Ieri sera, infatti, è arrivata la sentenza con i giudici della Prima Sezione della Corte di Assise di Roma che hanno condannato all’ergastolo Claudio Campiti, con tre anni di isolamento diurno, più di quanto chiesto dal pubblico ministero, ossia due anni e mezzo. Campiti sparò durante una riunione del consorzio Valleverde in un gazebo di via Monte Giberto e uccise quattro donne: Nicoletta Golisano, Elisabetta Silenzi, Sabina Sperandio e Fabiana De Angelis. Per lui l’accusa di omicidio aggravato dalla premeditazione e dai futili motivi, di tentato omicidio di altre cinque persone, sedute al tavolo del consiglio di amministrazione del consorzio e di lesioni personali derivate dal trauma psicologico subito dai sopravvissuti. Sopravvissuti alla strage e parenti delle vittime che, ieri, sono usciti dall’aula al momento delle dichiarazioni spontanee dell’imputato il quale, nel corso del processo, non avrebbe mai mostrato pentimento né chiesto scusa per quanto avvenuto.

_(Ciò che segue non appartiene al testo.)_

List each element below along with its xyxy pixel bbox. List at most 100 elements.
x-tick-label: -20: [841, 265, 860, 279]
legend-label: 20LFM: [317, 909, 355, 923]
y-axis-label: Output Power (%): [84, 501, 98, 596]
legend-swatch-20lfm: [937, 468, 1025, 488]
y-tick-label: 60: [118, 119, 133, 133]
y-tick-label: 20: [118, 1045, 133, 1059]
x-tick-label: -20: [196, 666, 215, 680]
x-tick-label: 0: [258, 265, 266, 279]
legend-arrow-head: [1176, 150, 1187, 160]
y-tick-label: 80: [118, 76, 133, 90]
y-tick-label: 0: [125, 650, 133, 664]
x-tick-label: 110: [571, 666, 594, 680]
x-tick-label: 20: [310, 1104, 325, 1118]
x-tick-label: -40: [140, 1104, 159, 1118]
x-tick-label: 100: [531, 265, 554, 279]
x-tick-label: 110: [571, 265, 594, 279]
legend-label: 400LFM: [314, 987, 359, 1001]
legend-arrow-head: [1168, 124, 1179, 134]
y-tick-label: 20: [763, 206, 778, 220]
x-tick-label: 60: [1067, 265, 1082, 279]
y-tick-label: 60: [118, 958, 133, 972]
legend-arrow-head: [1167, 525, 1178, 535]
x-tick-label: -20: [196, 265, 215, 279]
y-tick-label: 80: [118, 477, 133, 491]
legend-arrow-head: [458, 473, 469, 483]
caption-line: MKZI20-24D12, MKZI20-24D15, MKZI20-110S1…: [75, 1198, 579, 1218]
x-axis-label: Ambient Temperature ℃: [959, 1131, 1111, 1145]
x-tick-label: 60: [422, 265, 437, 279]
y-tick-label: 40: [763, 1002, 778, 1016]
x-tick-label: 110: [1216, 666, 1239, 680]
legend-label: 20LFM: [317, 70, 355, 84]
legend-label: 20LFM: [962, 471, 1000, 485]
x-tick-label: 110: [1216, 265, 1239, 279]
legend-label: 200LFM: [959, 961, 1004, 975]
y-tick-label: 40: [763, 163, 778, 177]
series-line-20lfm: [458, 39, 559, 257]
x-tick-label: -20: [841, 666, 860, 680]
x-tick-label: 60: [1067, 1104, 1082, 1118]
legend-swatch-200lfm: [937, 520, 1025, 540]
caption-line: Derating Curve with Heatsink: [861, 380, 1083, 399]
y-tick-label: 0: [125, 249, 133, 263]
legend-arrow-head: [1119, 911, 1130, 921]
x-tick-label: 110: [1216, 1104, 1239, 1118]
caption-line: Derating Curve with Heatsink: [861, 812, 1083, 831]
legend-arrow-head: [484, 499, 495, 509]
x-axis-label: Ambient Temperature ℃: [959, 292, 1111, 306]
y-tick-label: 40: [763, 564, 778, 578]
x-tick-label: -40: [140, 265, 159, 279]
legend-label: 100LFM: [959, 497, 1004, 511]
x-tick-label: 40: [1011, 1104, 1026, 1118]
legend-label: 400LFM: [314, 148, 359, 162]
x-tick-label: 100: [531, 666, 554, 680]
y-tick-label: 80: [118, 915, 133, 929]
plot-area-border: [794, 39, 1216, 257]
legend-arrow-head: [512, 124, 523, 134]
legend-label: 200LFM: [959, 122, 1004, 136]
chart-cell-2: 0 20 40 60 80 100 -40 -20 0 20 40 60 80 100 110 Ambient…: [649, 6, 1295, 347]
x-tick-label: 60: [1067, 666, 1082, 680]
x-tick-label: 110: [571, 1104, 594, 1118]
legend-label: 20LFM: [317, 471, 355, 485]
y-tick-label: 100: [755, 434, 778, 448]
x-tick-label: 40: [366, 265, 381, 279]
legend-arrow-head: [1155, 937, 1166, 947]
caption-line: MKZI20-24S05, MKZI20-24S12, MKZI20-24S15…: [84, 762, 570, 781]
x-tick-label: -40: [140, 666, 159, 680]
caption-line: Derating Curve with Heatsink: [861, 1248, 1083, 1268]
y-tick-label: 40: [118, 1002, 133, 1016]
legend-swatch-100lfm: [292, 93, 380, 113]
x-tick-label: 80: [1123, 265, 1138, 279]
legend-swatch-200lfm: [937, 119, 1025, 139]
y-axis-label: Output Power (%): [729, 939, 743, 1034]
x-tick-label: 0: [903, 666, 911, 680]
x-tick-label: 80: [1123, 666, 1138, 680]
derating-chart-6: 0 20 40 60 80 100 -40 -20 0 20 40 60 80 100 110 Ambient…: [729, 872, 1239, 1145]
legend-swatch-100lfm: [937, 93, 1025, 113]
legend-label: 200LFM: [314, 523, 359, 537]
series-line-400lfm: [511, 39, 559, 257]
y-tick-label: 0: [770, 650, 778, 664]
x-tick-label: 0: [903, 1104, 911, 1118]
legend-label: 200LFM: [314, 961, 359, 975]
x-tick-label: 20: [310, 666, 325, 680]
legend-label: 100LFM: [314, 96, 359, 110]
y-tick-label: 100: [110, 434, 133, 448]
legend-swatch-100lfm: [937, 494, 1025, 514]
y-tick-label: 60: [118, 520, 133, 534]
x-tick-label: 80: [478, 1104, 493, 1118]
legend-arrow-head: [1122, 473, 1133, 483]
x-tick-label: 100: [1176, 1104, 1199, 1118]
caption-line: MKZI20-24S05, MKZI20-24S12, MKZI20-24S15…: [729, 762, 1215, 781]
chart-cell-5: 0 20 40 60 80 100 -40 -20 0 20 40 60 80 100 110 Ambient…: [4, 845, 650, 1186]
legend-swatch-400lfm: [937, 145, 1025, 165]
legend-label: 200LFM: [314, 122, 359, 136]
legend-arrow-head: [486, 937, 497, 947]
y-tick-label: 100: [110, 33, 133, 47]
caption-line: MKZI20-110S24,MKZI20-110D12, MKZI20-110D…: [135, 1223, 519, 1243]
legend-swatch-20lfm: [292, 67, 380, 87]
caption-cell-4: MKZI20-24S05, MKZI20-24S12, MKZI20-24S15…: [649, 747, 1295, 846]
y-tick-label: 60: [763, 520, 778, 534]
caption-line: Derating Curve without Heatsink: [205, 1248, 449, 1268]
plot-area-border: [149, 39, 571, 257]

Condannato anche l'allora presidente della Sezione Tiro a Segno Nazionale di Roma a tre mesi, con pena sospesa per omessa custodia dell'arma – rispetto ai quattro anni e un mese chiesti dall’accusa – mentre è stato assolto il dipendente addetto al locale dell'armeria del poligono di tiro di Tor di Quinto. I giudici della Prima Corte di Assise hanno escluso come responsabili civili i ministeri di Interno e Difesa e dell’Unione italiana tiro a segno in riferimento alla custodia dell’arma. I giudici hanno, poi, disposto l’invio degli atti in procura in relazione alla posizione dell’allora presidente della Sezione Tiro a Segno Nazionale di Roma, condannato a tre mesi, per valutare l’accusa di omicidio come conseguenza di altro reato.
«Sicuramente c’è soddisfazione per la massima pena comminata all’imputato principale e per il fatto che i giudici non abbiano ritenuto ci fossero motivi validi per disporre una perizia psichiatrica – ha sottolineato l’avvocato Marconi – l’aver riqualificato però il reato di appropriazione indebita in furto, rispetto alla pistola con la quale è stata compiuta la strage ha probabilmente portato alla decisione di non riconoscere come responsabili civili i Ministeri e Unione italiana tiro a segno. Attendiamo i 90 giorni per il deposito delle motivazioni per valutare tutti questi aspetti, ma certamente dalle 33 udienze e dalle cento testimonianze in aula, sono emerse carenze nei controlli e nella sicurezza dell’armeria. Eppure, nonostante queste evidenze i tre enti non sono stati coinvolti come responsabili civili».